Maybe the issue of substance use in the Caribbean region and in Jamaica, in particular, is one that is understated and or ignored to a greater extent. One cannot link substance use to any singular demographic or to any social stratum and this was quite apparent to me on my visit to Patricia House, a rehabilitation centre for those who struggle to gain control over drug use.
The effects of drug use, definitely has effects on brain chemistry and brain structure as well as other physiological impacts. However, probably we have paid too little attention, as student researchers, to the social impact of drug use. This is probably due to our own biased approach in favour of the disease model that we have chosen to focus more on the physiological effects. Of course, with the disease model, the genesis of drug use was precipitated by an inherited gene that pre-disposes its host to the use of drugs and subsequent addiction.
To the contrary, the facilitators at Patricia House believe that addiction is a psycho-social phenomenon; that drug use is an emotional response to social occurrences. In other words, persons’ drug use is precipitated by an experience or social event and they subsequently become addicted because of how the drug interacts with the reward pathways/limbic system; creating the urge for more and more use to acquire the initial feeling.
As I listened to the testimonies of the two gentlemen who availed themselves for questions and to tell their individual story, I could not help but notice some commonalities between their stories. The two, who were admitted to the facility to overcome their crack use, each began using milder substances. They both felt a sense of rejection while growing up and the use of drugs was simply a way of coping with the rejection that they felt (the way we treat our children today affect the adults they become). This revelation or testimony may seem, on the surface, to negate the claims of the disease model because a recessive drug gene was not acknowledged as the culprit, neither did any of them acknowledge that they cannot be healed of their addiction. However, I see a more eclectic embrace of a model at work at Patricia House.
The clients are taught to take responsibility for their drug use. Though the moral model is defined as being less sympathetic towards addicts because they view them as having defects in character, in some ways, principles of the moral model are applied at Patricia House. Their focus on individual choices is reflective of such model. The experiential model is also at work because they view the addiction as more temporary and situational than that of the disease, genetic, and neurobiological approaches. Consequently, it may be fair to infer that there is something that resembles a blended model being purported and employed in the treatment of addicts at Patricia House even though not all the models are employed.
As I sat and listened to the experiences of both men and reflected on the impact of crack on brain chemistry and on behaviour, I realized that the cravings and experiences that they described were consistent with the impact of crack on the dopamine within the synapses of the brain. The two gentlemen spoke about having increased energy; an experience of a high that could not be explained. Their high was immediate and that is possibly because crack is smoked and so transported to the brain much quicker. The high they experienced and maybe never understood the feeling is because of the dopamine which gets trapped in the synapse because the crack blocks the dopamine transporters, leaving the receptors vulnerable to over stimulation by the trapped dopamine found in the synapse. The over stimulation is what gives this euphoric feeling of “the high”. Crack concentrates on the reward pathway so there will be the desire to find another “hit” as the gentlemen described it. However, because of over stimulation of the receptors it will take more crack the second time around to create a euphoric feeling that can match the first. There is always the need to sense that first “high”.
Clearly, this is the internal physiological process that described the men’s experience. It was even more glaring as they told of the things they did to have the crack that will give them the high: sell television and other possessions, pilfer money from sales made on the job, use of entire salary.

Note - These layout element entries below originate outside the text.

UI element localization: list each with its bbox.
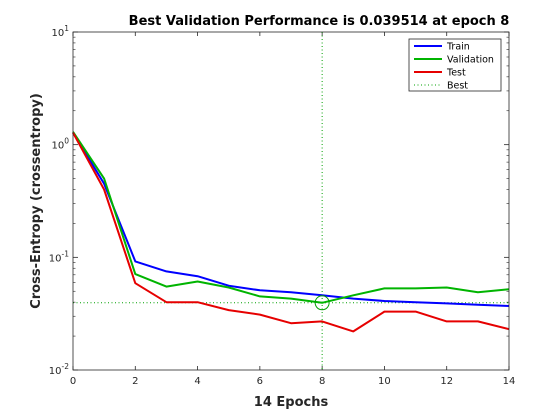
x-tick-label: 0 — [70, 376, 76, 387]
x-tick-label: 4 — [194, 376, 200, 387]
legend-box — [408, 38, 502, 92]
x-tick-label: 2 — [132, 376, 138, 387]
series-line-train — [72, 132, 510, 307]
plot-frame — [72, 31, 510, 371]
y-tick-label: 100 — [51, 137, 69, 152]
y-tick-label: 10-2 — [49, 362, 69, 377]
legend-label-test: Test — [446, 68, 466, 79]
legend: Train Validation Test Best — [408, 38, 502, 92]
y-tick-label: 101 — [51, 24, 69, 39]
x-tick-label: 10 — [378, 376, 391, 387]
x-axis-label: 14 Epochs — [254, 395, 329, 410]
chart-title: Best Validation Performance is 0.039514 … — [129, 14, 510, 29]
series-line-validation — [72, 131, 510, 304]
best-point-marker — [314, 295, 330, 311]
x-tick-label: 12 — [440, 376, 453, 387]
y-axis-label: Cross-Entropy (crossentropy) — [29, 93, 44, 309]
legend-label-validation: Validation — [447, 55, 494, 66]
legend-label-best: Best — [447, 81, 468, 92]
legend-label-train: Train — [446, 42, 470, 53]
y-tick-label: 10-1 — [49, 249, 69, 264]
series-line-test — [72, 132, 510, 333]
x-tick-label: 8 — [319, 376, 325, 387]
x-tick-label: 6 — [257, 376, 263, 387]
x-tick-label: 14 — [503, 376, 516, 387]
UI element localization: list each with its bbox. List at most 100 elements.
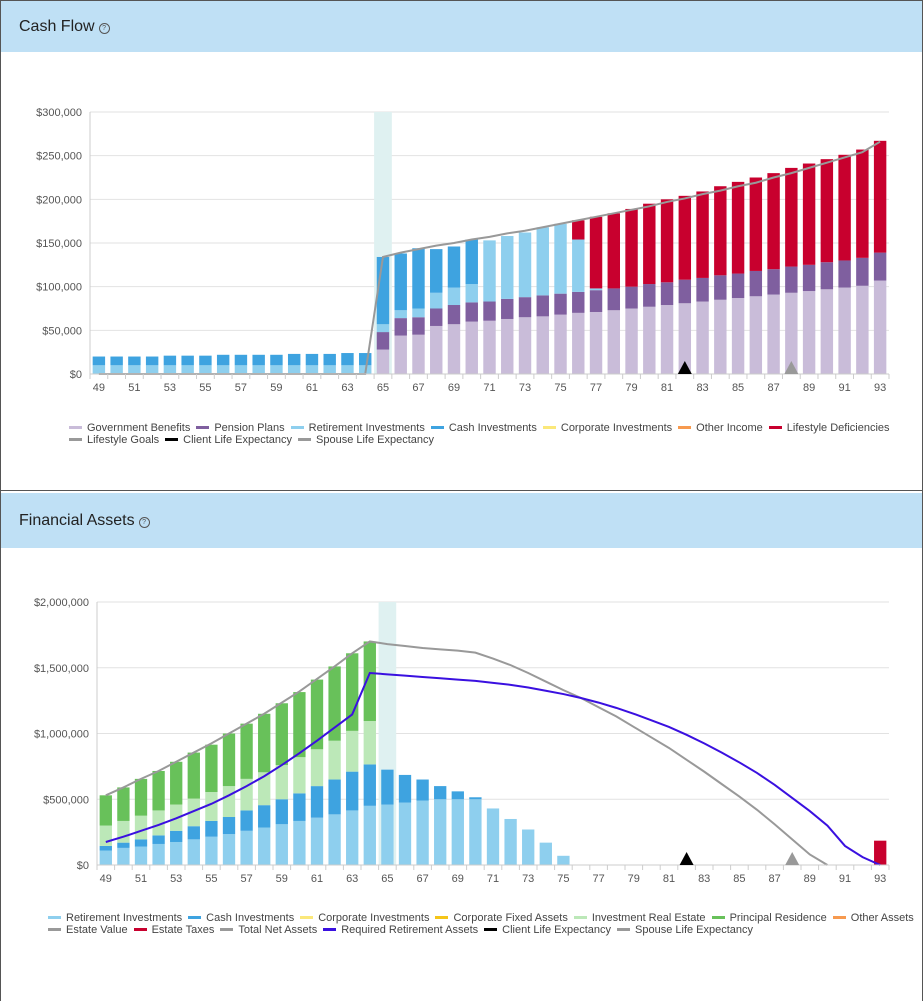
- bar-retirement-investments: [504, 818, 517, 865]
- bar-cash-investments: [398, 774, 412, 803]
- bar-pension-plans: [554, 293, 567, 315]
- cash-flow-legend: Government Benefits Pension Plans Retireme…: [69, 420, 890, 446]
- bar-cash-investments: [323, 353, 336, 366]
- legend-item-principal-residence[interactable]: Principal Residence: [711, 912, 827, 924]
- bar-principal-residence: [134, 778, 148, 816]
- legend-label: Lifestyle Deficiencies: [786, 421, 890, 434]
- bar-retirement-investments: [152, 843, 165, 865]
- legend-item-spouse-life-expectancy[interactable]: Spouse Life Expectancy: [298, 434, 434, 446]
- bar-lifestyle-deficiencies: [731, 181, 745, 274]
- y-tick-label: $250,000: [36, 151, 82, 163]
- bar-investment-real-estate: [187, 798, 200, 827]
- bar-pension-plans: [376, 332, 390, 350]
- legend-label: Cash Investments: [448, 421, 537, 434]
- help-circle-icon[interactable]: ?: [98, 23, 110, 34]
- legend-item-retirement-investments[interactable]: Retirement Investments: [290, 422, 425, 434]
- legend-item-estate-value[interactable]: Estate Value: [48, 924, 128, 936]
- bar-government-benefits: [749, 296, 763, 374]
- bar-pension-plans: [625, 286, 638, 309]
- bar-pension-plans: [412, 317, 425, 335]
- legend-item-required-retirement-assets[interactable]: Required Retirement Assets: [323, 924, 478, 936]
- legend-item-retirement-investments[interactable]: Retirement Investments: [48, 912, 182, 924]
- x-tick-label: 91: [838, 382, 850, 394]
- bar-retirement-investments: [181, 365, 194, 374]
- bar-investment-real-estate: [117, 820, 130, 843]
- legend-label: Corporate Fixed Assets: [453, 911, 568, 924]
- bar-lifestyle-deficiencies: [678, 195, 692, 280]
- legend-item-client-life-expectancy[interactable]: Client Life Expectancy: [165, 434, 292, 446]
- legend-label: Other Assets: [850, 911, 914, 924]
- legend-item-spouse-life-expectancy[interactable]: Spouse Life Expectancy: [617, 924, 753, 936]
- bar-investment-real-estate: [275, 765, 288, 800]
- bar-retirement-investments: [216, 365, 230, 374]
- x-tick-label: 79: [625, 382, 637, 394]
- legend-item-other-assets[interactable]: Other Assets: [832, 911, 914, 924]
- y-tick-label: $0: [70, 369, 82, 381]
- bar-cash-investments: [465, 239, 478, 285]
- bar-retirement-investments: [275, 824, 288, 865]
- bar-retirement-investments: [128, 365, 141, 374]
- financial-assets-chart: $0 $500,000 $1,000,000 $1,500,000 $2,000,000…: [34, 597, 890, 885]
- legend-label: Corporate Investments: [560, 421, 673, 434]
- bar-pension-plans: [572, 291, 585, 313]
- y-tick-label: $150,000: [36, 238, 82, 250]
- bar-cash-investments: [128, 356, 141, 366]
- legend-item-lifestyle-goals[interactable]: Lifestyle Goals: [69, 434, 159, 446]
- bar-estate-taxes: [874, 840, 887, 865]
- x-tick-label: 79: [628, 873, 640, 885]
- bar-lifestyle-deficiencies: [643, 203, 656, 285]
- cash-flow-chart: $0 $50,000 $100,000 $150,000 $200,000 $250,00…: [36, 107, 890, 394]
- cash-flow-header: Cash Flow ?: [1, 1, 922, 52]
- legend-item-corporate-fixed-assets[interactable]: Corporate Fixed Assets: [435, 911, 568, 924]
- bar-government-benefits: [678, 303, 692, 374]
- bar-pension-plans: [518, 297, 532, 318]
- legend-item-cash-investments[interactable]: Cash Investments: [188, 912, 294, 924]
- legend-item-other-income[interactable]: Other Income: [678, 422, 763, 434]
- cash-flow-panel: Cash Flow ? $0 $50,000 $100,000 $150,000 $20…: [0, 0, 923, 491]
- bar-investment-real-estate: [328, 740, 341, 780]
- bar-retirement-investments: [252, 365, 265, 374]
- bar-principal-residence: [222, 733, 236, 787]
- legend-item-corporate-investments[interactable]: Corporate Investments: [542, 421, 673, 434]
- bar-retirement-investments: [187, 839, 200, 865]
- bar-government-benefits: [785, 292, 798, 374]
- bar-retirement-investments: [222, 834, 236, 865]
- legend-swatch: [69, 426, 82, 429]
- legend-swatch: [542, 426, 556, 429]
- x-tick-label: 93: [874, 873, 886, 885]
- bar-principal-residence: [117, 787, 130, 821]
- legend-item-cash-investments[interactable]: Cash Investments: [430, 421, 537, 434]
- legend-item-investment-real-estate[interactable]: Investment Real Estate: [573, 912, 706, 924]
- help-circle-icon[interactable]: ?: [138, 517, 150, 528]
- legend-label: Other Income: [696, 421, 763, 434]
- x-tick-label: 53: [164, 382, 176, 394]
- x-tick-label: 87: [768, 873, 780, 885]
- legend-swatch: [711, 916, 725, 919]
- bar-lifestyle-deficiencies: [873, 140, 887, 253]
- financial-assets-legend: Retirement Investments Cash Investments Co…: [48, 910, 914, 936]
- bar-retirement-investments: [110, 365, 123, 374]
- x-tick-label: 59: [276, 873, 288, 885]
- legend-item-total-net-assets[interactable]: Total Net Assets: [220, 924, 317, 936]
- legend-item-pension-plans[interactable]: Pension Plans: [196, 422, 285, 434]
- bar-principal-residence: [363, 641, 376, 722]
- bar-cash-investments: [469, 797, 482, 800]
- legend-item-corporate-investments[interactable]: Corporate Investments: [300, 912, 429, 924]
- legend-item-government-benefits[interactable]: Government Benefits: [69, 422, 190, 434]
- legend-item-client-life-expectancy[interactable]: Client Life Expectancy: [484, 924, 611, 936]
- bar-retirement-investments: [163, 365, 177, 374]
- bar-cash-investments: [145, 356, 159, 366]
- legend-label: Required Retirement Assets: [341, 923, 479, 936]
- legend-item-lifestyle-deficiencies[interactable]: Lifestyle Deficiencies: [768, 421, 890, 434]
- x-tick-label: 69: [452, 873, 464, 885]
- x-tick-label: 49: [93, 382, 105, 394]
- legend-item-estate-taxes[interactable]: Estate Taxes: [133, 924, 214, 936]
- bar-government-benefits: [394, 335, 407, 374]
- bar-lifestyle-deficiencies: [767, 173, 780, 270]
- bar-government-benefits: [873, 280, 887, 374]
- x-tick-label: 53: [170, 873, 182, 885]
- legend-label: Spouse Life Expectancy: [316, 433, 435, 446]
- bar-cash-investments: [341, 353, 354, 366]
- bar-pension-plans: [607, 288, 621, 311]
- bar-investment-real-estate: [363, 721, 376, 765]
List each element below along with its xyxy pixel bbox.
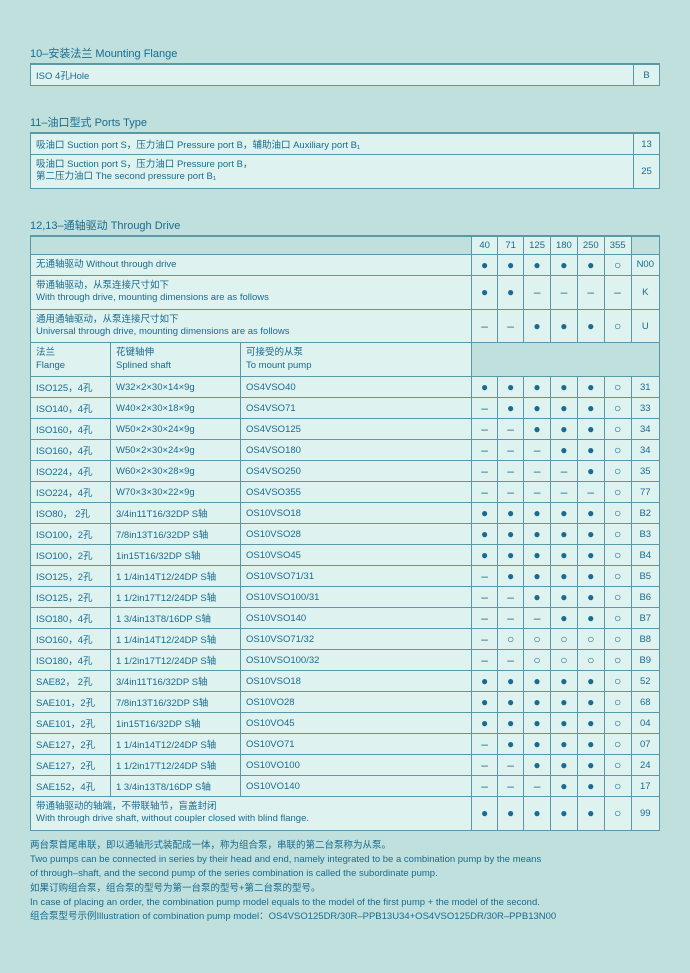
section-10-title: 10–安装法兰 Mounting Flange xyxy=(30,45,660,61)
section-11-title: 11–油口型式 Ports Type xyxy=(30,114,660,130)
section-11-table: 吸油口 Suction port S，压力油口 Pressure port B，… xyxy=(30,133,660,189)
s10-code: B xyxy=(634,65,660,86)
s11-r1-label: 吸油口 Suction port S，压力油口 Pressure port B，… xyxy=(31,155,634,189)
s10-label: ISO 4孔Hole xyxy=(31,65,634,86)
section-12-table: 40 71 125 180 250 355 无通轴驱动 Without thro… xyxy=(30,236,660,831)
blank-header xyxy=(31,236,472,254)
s11-r0-code: 13 xyxy=(634,134,660,155)
section-10-table: ISO 4孔Hole B xyxy=(30,64,660,86)
section-12-title: 12,13–通轴驱动 Through Drive xyxy=(30,217,660,233)
footnotes: 两台泵首尾串联，即以通轴形式装配成一体，称为组合泵，串联的第二台泵称为从泵。Tw… xyxy=(30,839,660,925)
s11-r1-code: 25 xyxy=(634,155,660,189)
s11-r0-label: 吸油口 Suction port S，压力油口 Pressure port B，… xyxy=(31,134,634,155)
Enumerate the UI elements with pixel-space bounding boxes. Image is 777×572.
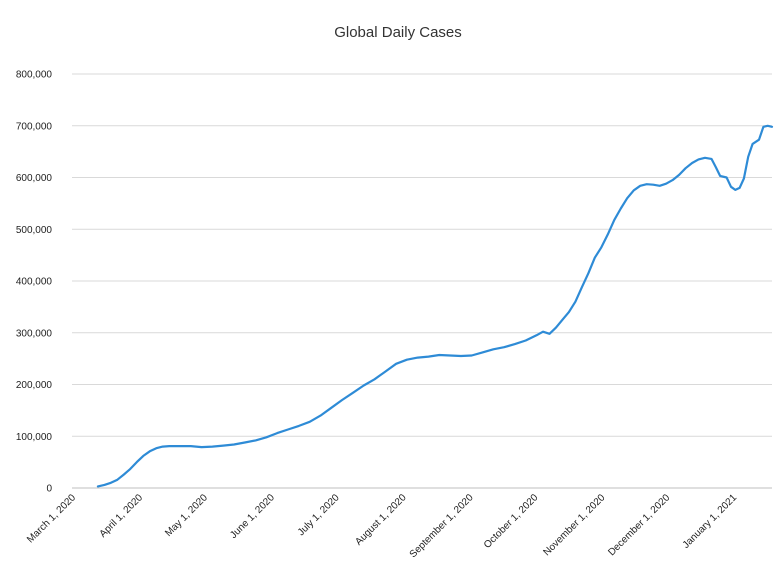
y-tick-label: 0 — [46, 484, 52, 495]
y-tick-label: 100,000 — [16, 432, 53, 443]
x-tick-label: July 1, 2020 — [296, 492, 342, 538]
x-tick-label: October 1, 2020 — [482, 492, 541, 551]
x-tick-label: June 1, 2020 — [228, 492, 277, 541]
y-tick-label: 400,000 — [16, 277, 53, 288]
x-tick-label: December 1, 2020 — [606, 492, 672, 558]
y-tick-label: 500,000 — [16, 225, 53, 236]
y-tick-label: 300,000 — [16, 328, 53, 339]
gridlines — [72, 73, 772, 489]
x-tick-label: April 1, 2020 — [98, 492, 146, 540]
y-tick-label: 800,000 — [16, 70, 53, 81]
y-tick-label: 200,000 — [16, 380, 53, 391]
series-line — [96, 124, 774, 488]
x-tick-label: August 1, 2020 — [353, 492, 409, 548]
x-tick-label: September 1, 2020 — [408, 492, 476, 560]
y-axis-tick-labels: 0 100,000 200,000 300,000 400,000 500,000 600,… — [16, 70, 53, 495]
series-layer — [96, 124, 774, 488]
x-tick-label: November 1, 2020 — [541, 492, 607, 558]
x-tick-label: March 1, 2020 — [25, 492, 78, 545]
x-axis-tick-labels: March 1, 2020 April 1, 2020 May 1, 2020 Jun… — [25, 492, 739, 560]
y-tick-label: 700,000 — [16, 121, 53, 132]
x-tick-label: May 1, 2020 — [163, 492, 210, 539]
y-tick-label: 600,000 — [16, 173, 53, 184]
x-tick-label: January 1, 2021 — [681, 492, 740, 551]
chart-title: Global Daily Cases — [334, 24, 462, 41]
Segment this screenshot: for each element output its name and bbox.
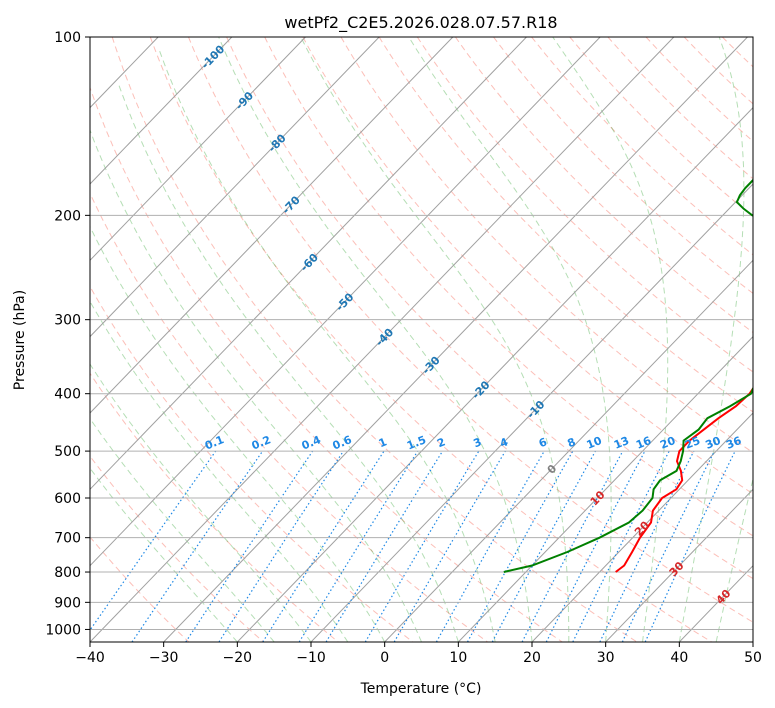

Their compulsion is indicative of the impact of the drug on the reward pathway and the amount that had to be bought was indicative of how over stimulated their receptors were, causing them to require more of the drug to experience euphoria.
However, no matter how much we explain this to an addict or how much they see the effects that drugs have on the physique, state of mind or family, the addict is the one to desire change. He or she has to employ will (a prominent feature of the moral model) or else even though they are equipped with the knowledge, they will relapse. The two men spoke of their own experiences with relapsing because their previous attempts to quit were as a result of the desires of others. Now, this is their decision. They take ownership.
In conclusion, we must understand that clients are not drug abusers; they are abused by the drug that holds them ransom. This view will help us to put everything into perspective. It is more than political correctness. If drugs do have the impact on the brain as we are taught, then addiction and over use is not necessarily a choice even if the initial use was. While one can argue that the first use is a sign of moral weakness, it may be fatuous to argue that continued use is. This outlook makes me even more sympathetic toward those who find themselves in the situation of addiction.
This reflection has impacted me affectively; making me into a more vigilant and empathetic individual toward addicts. It has also helped me to identify and acknowledge some of my own behaviours with regards to substance use and brought me closer to taking steps to arrest those issues.